Why We Have a Car Payment and How That Benefits Us

Over the last 20 years, my wife and I have owned a total of seven cars: two brand-new, three used, and two that were essentially free - one that didn’t run at all, and another that was old and clearly on its last legs. Out of all of them, we only ever had car payments on two vehicles, one of which was a "fun" car (entry-level trim, of course) that I bought on a whim in 2024.

On paper, that sounds like a lot of cars and a lot of money. In reality, every single one of those cars was the most basic version available. Three were manuals (aka stick shifts). One didn’t have air conditioning or a radio. Yes - no radio. Believe it or not, radios were still optional features on the cheapest trims in the early 2000s. I went with that one because for ~$100 I was able to add a radio and two cheap speakers.

We grew up as good kids who listened to our parents, and our parents drilled one rule into us: always pay cash. And for the first two cars, that’s exactly what we did. We saved up, stayed within our means, and bought simple, reliable vehicles.

Then, in the late 2000s and early 2010s, we started learning more about personal finance. That’s when our thinking began to shift - from rigid rules to understanding net outcomes. We stopped asking, “Is debt bad?” and started asking, “What’s the best overall financial result?”

Using cars as an example: if your savings are earning 3% and your car loan is 2%, mathematically it can make sense to keep your cash invested and take the loan, assuming your monthly cash flow can comfortably handle the payment. That mindset shaped how we approached the next few vehicles:

  • Car #3: ~$300/month at 0.99%, while keeping ~$20,000 in savings earning 2.45%, which was later moved into a REIT ETF yielding ~5%.
  • Car #4: Paid in cash. The net benefit of financing was negligible, and I valued the simplicity of having no monthly payment at that time.
  • Car #5: ~$400/month at 6%, while keeping ~$18,000 invested in SmartCentres REIT at ~7.2%. (I’ll be honest - I’m still on the fence with this one. The spread is small, and the added risk may not fully justify it.)

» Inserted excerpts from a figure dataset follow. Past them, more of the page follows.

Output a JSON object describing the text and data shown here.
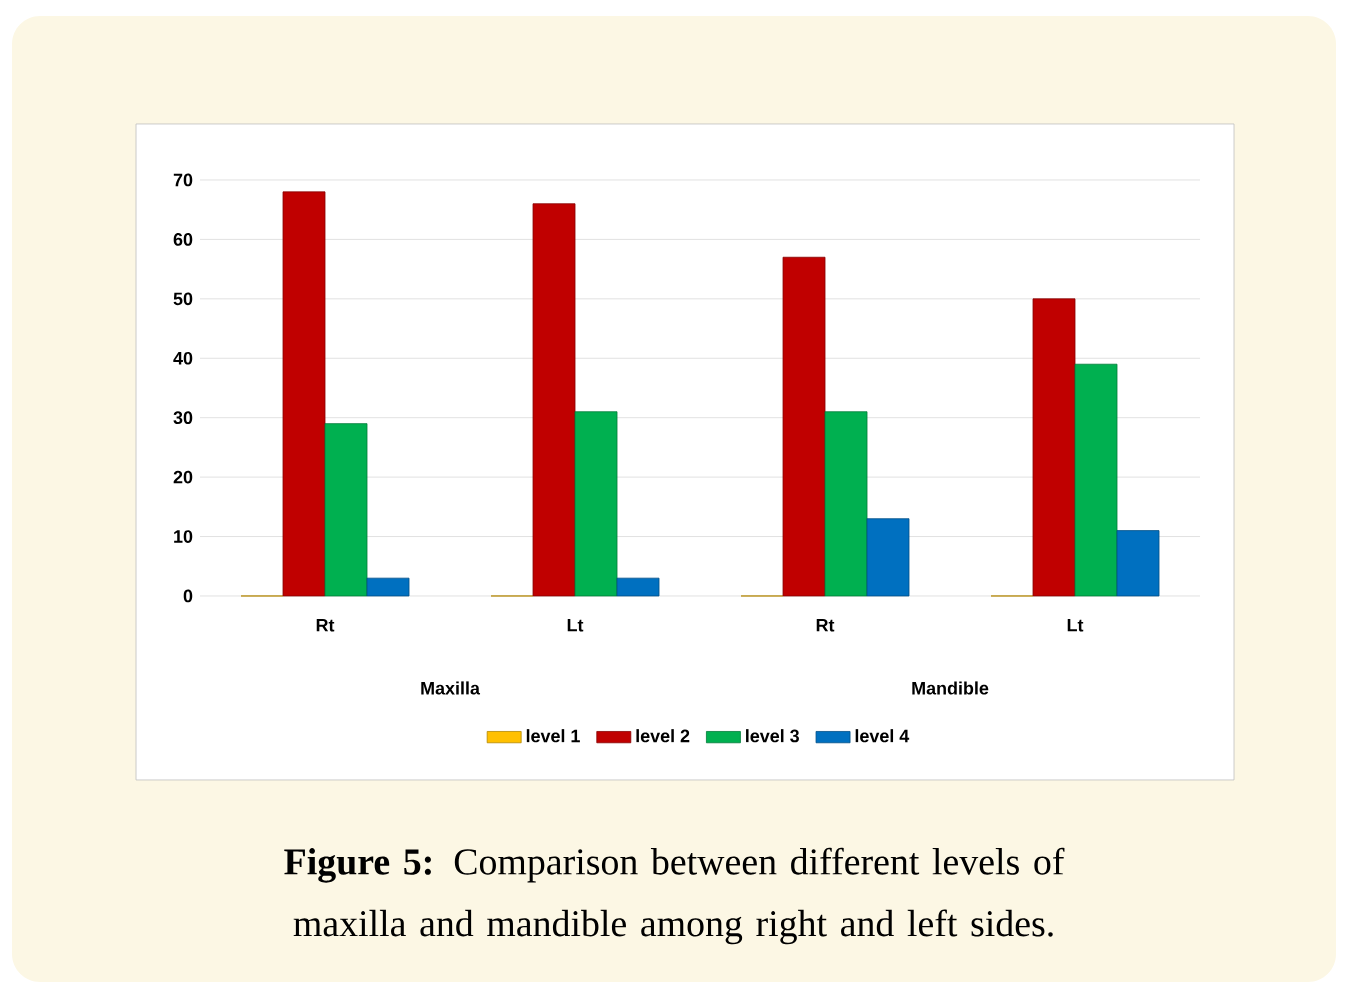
{
  "chart_data": {
    "type": "bar",
    "title": "**Figure 5:** Comparison between different levels of maxilla and mandible among right and left sides.",
    "categories": [
      "Rt",
      "Lt",
      "Rt",
      "Lt"
    ],
    "annotations": [
      "Maxilla",
      "Mandible"
    ],
    "series": [
      {
        "name": "level 1",
        "color": "#ffc000",
        "values": [
          0,
          0,
          0,
          0
        ]
      },
      {
        "name": "level 2",
        "color": "#c00000",
        "values": [
          68,
          66,
          57,
          50
        ]
      },
      {
        "name": "level 3",
        "color": "#00b050",
        "values": [
          29,
          31,
          31,
          39
        ]
      },
      {
        "name": "level 4",
        "color": "#0070c0",
        "values": [
          3,
          3,
          13,
          11
        ]
      }
    ],
    "ylim": [
      0,
      70
    ],
    "yticks": [
      0,
      10,
      20,
      30,
      40,
      50,
      60,
      70
    ],
    "grid": "y",
    "legend": "bottom"
  }
}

One habit that’s been consistent through all of this: every time we buy a car, we immediately start saving for the next one. Small monthly contributions compound quietly in the background, and by the time a replacement is needed, we have options instead of pressure.

As of today, that money is going into a GIC ladder averaging roughly 3.65% - 4.2%. It’s not flashy, but it’s stable, predictable, and fits the role perfectly.

The bottom line: Save cash before you need a car. Buy entry-level vehicles. Avoid options if you can. Options = more things that can break. Then, at the time of purchase, evaluate whether paying cash or financing produces the better net result given the interest rates, risk, and your cash flow.

Rules are simple. Outcomes are what actually matter.